J'ai laissé le temps à Bécassine de s'installer dans son
bureau.

Au bout de vingt minutes, après avoir tournicoté sur
elle-même tel un chien qui cherche à s'asseoir, il a semblé qu'elle avait enfin
trouvé the right place sur son siège. Je me suis alors avancée vers elle, en emportant
avec moi le morceau de chiffon qu'était devenu à force d'être malaxé, le
brouillon de mes cogitations sur l'art et la manière de mesurer l'efficacité de
notre politique en direction du Livre dans le cadre de la tenue d'un quart de stand
au salon du livre de jeunesse de Montreuil fin novembre 2009, ouf vous pouvez
respirer.

–         
Mademoiselle, m'a-t-elle fait en levant un
sourcil stupéfait (outragé), je crois que vous êtes chargée de tenir le grand
livre de compte du Syndic n'est-ce pas ?
–         
Euh… que voulez-vous dire Béca euh
Christine ?
–         
J'entends par là… de recenser les noms montant
bénéficiaires départements etc pour en dresser le récapitulatif, la synthèse et
l'analyse (furtive) des activités du Syndic ?
–         
Euh…
–         
Le bilan si vous préférez… et le rapport
d'activités… comme on dit dans les sphères comptables, s'il faut vous mettre
les points sur le i !



A ajouté Bécassine en me regardant comme si… comme si j'étais
une étrangère. Sans compter le vous, et  le
mademoiselle d'entrée, quand elle en était au tu et au Mimi t'es truffe ou quoi.

–         
Christine, pourquoi me parlez-vous de cela…
comme cela ? J'ai réussi à articuler.
–         
Parce que dans le cadre de ma mission sur le
numérique, je vais avoir besoin de vos services, jeune fille…

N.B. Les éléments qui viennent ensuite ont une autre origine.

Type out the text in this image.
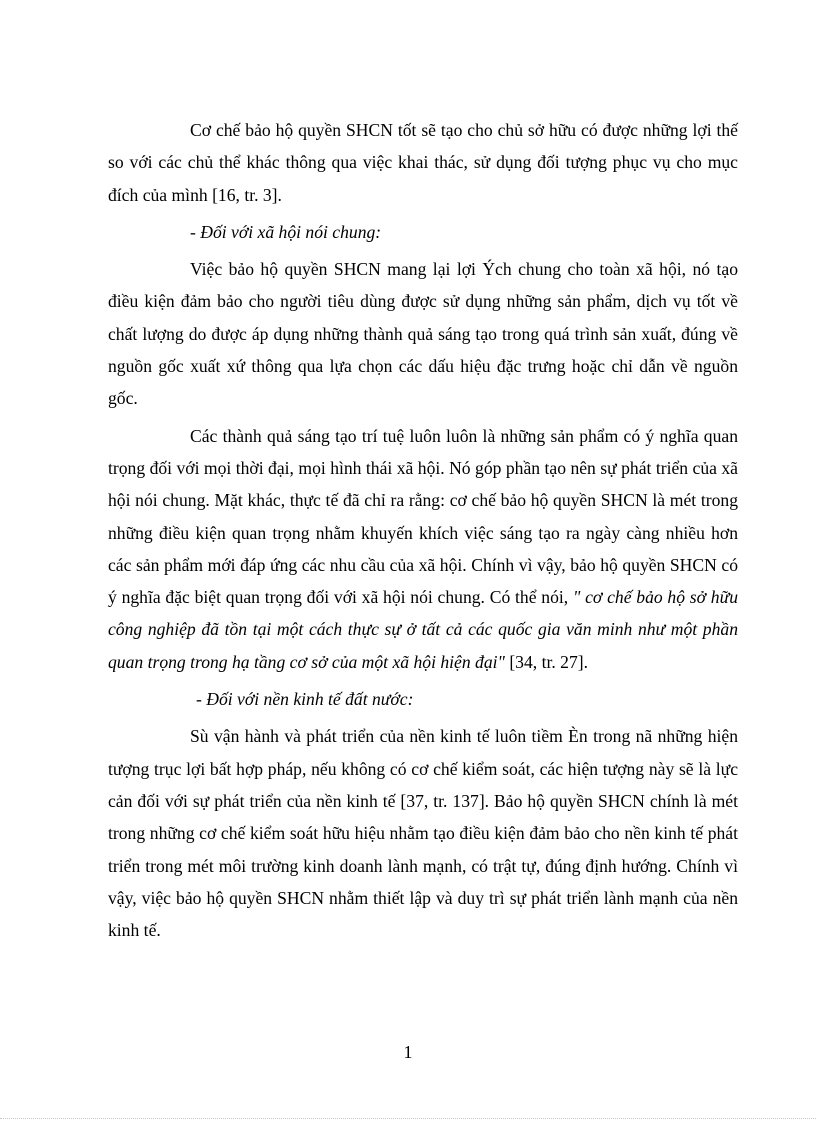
Cơ chế bảo hộ quyền SHCN tốt sẽ tạo cho chủ sở hữu có được những lợi thế so với các chủ thể khác thông qua việc khai thác, sử dụng đối tượng phục vụ cho mục đích của mình [16, tr. 3].

- Đối với xã hội nói chung:

Việc bảo hộ quyền SHCN mang lại lợi Ých chung cho toàn xã hội, nó tạo điều kiện đảm bảo cho người tiêu dùng được sử dụng những sản phẩm, dịch vụ tốt về chất lượng do được áp dụng những thành quả sáng tạo trong quá trình sản xuất, đúng về nguồn gốc xuất xứ thông qua lựa chọn các dấu hiệu đặc trưng hoặc chỉ dẫn về nguồn gốc.

Các thành quả sáng tạo trí tuệ luôn luôn là những sản phẩm có ý nghĩa quan trọng đối với mọi thời đại, mọi hình thái xã hội. Nó góp phần tạo nên sự phát triển của xã hội nói chung. Mặt khác, thực tế đã chỉ ra rằng: cơ chế bảo hộ quyền SHCN là mét trong những điều kiện quan trọng nhằm khuyến khích việc sáng tạo ra ngày càng nhiều hơn các sản phẩm mới đáp ứng các nhu cầu của xã hội. Chính vì vậy, bảo hộ quyền SHCN có ý nghĩa đặc biệt quan trọng đối với xã hội nói chung. Có thể nói, " cơ chế bảo hộ sở hữu công nghiệp đã tồn tại một cách thực sự ở tất cả các quốc gia văn minh như một phần quan trọng trong hạ tầng cơ sở của một xã hội hiện đại" [34, tr. 27].

- Đối với nền kinh tế đất nước:

Sù vận hành và phát triển của nền kinh tế luôn tiềm Èn trong nã những hiện tượng trục lợi bất hợp pháp, nếu không có cơ chế kiểm soát, các hiện tượng này sẽ là lực cản đối với sự phát triển của nền kinh tế [37, tr. 137]. Bảo hộ quyền SHCN chính là mét trong những cơ chế kiểm soát hữu hiệu nhằm tạo điều kiện đảm bảo cho nền kinh tế phát triển trong mét môi trường kinh doanh lành mạnh, có trật tự, đúng định hướng. Chính vì vậy, việc bảo hộ quyền SHCN nhằm thiết lập và duy trì sự phát triển lành mạnh của nền kinh tế.

1
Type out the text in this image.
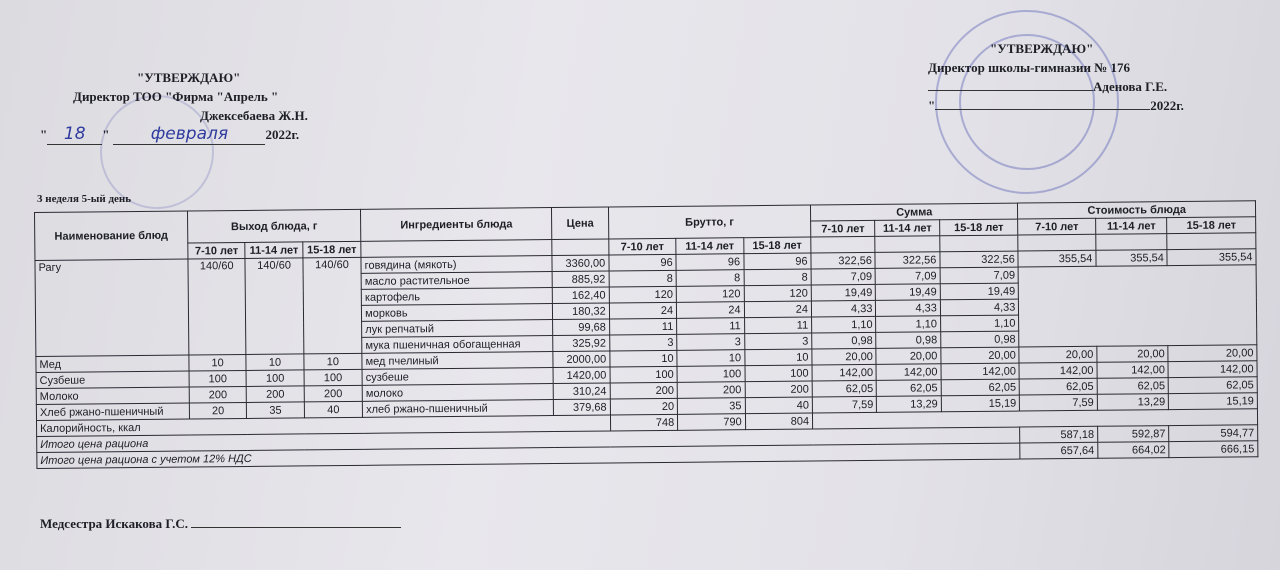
"УТВЕРЖДАЮ"
Директор ТОО "Фирма "Апрель "
Джексебаева Ж.Н.
" 18 " февраля	2022г.
"УТВЕРЖДАЮ"
Директор школы-гимназии № 176
Аденова Г.Е.
"	2022г.
3 неделя 5-ый день
Наименование блюд	Выход блюда, г			Ингредиенты блюда	Цена	Брутто, г			Сумма			Стоимость блюда		
									7-10 лет	11-14 лет	15-18 лет	7-10 лет	11-14 лет	15-18 лет
	7-10 лет	11-14 лет	15-18 лет			7-10 лет	11-14 лет	15-18 лет						
Рагу	140/60	140/60	140/60	говядина (мякоть)	3360,00	96	96	96	322,56	322,56	322,56	355,54	355,54	355,54
				масло растительное	885,92	8	8	8	7,09	7,09	7,09			
				картофель	162,40	120	120	120	19,49	19,49	19,49			
				морковь	180,32	24	24	24	4,33	4,33	4,33			
				лук репчатый	99,68	11	11	11	1,10	1,10	1,10			
				мука пшеничная обогащенная	325,92	3	3	3	0,98	0,98	0,98			
Мед	10	10	10	мед пчелиный	2000,00	10	10	10	20,00	20,00	20,00	20,00	20,00	20,00
Сузбеше	100	100	100	сузбеше	1420,00	100	100	100	142,00	142,00	142,00	142,00	142,00	142,00
Молоко	200	200	200	молоко	310,24	200	200	200	62,05	62,05	62,05	62,05	62,05	62,05
Хлеб ржано-пшеничный	20	35	40	хлеб ржано-пшеничный	379,68	20	35	40	7,59	13,29	15,19	7,59	13,29	15,19
Калорийность, ккал						748	790	804						
Итого цена рациона												587,18	592,87	594,77
Итого цена рациона с учетом 12% НДС												657,64	664,02	666,15
Медсестра Искакова Г.С.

Vous. Toujours. Jeune fille, aussi. Bécassine dans le genre,
celui-là.

–         
Ah mais c'est bien ce qu'on disait avec la
Cadette ! Vous avez donc bien changé de poste pour vous occuper d'une
étude sur le numérique !  

J'ai décidé de contre-attaquer en fermant à moitié les yeux.
Comme si j'allais prendre encore des éclats plein la vue. Un éclat, mais de
rire, me les a fait rouvrir aussitôt.

–         
Ahahahah… Mimi enfin voyons ! C'est une
blague, ma fille ! je suis toujours ta chère chef enfin voyons !
Ahahah elle est bien bonne celle-là ! Moi, chargée d'une étude sur le
numérique après ma prestation Hadopi… qui n'était même pas la mienne mais celle
du grand petit homme qui nous gouverne (et nous aime) ! Ahahah !

Bécassine riait aux larmes, gloussait plutôt, hoquetait
même, une main délicatement posée devant sa bouche toute grande ouverte
derrière. C'était laid, on pouvait même y voir un bridge agiter ses créneaux.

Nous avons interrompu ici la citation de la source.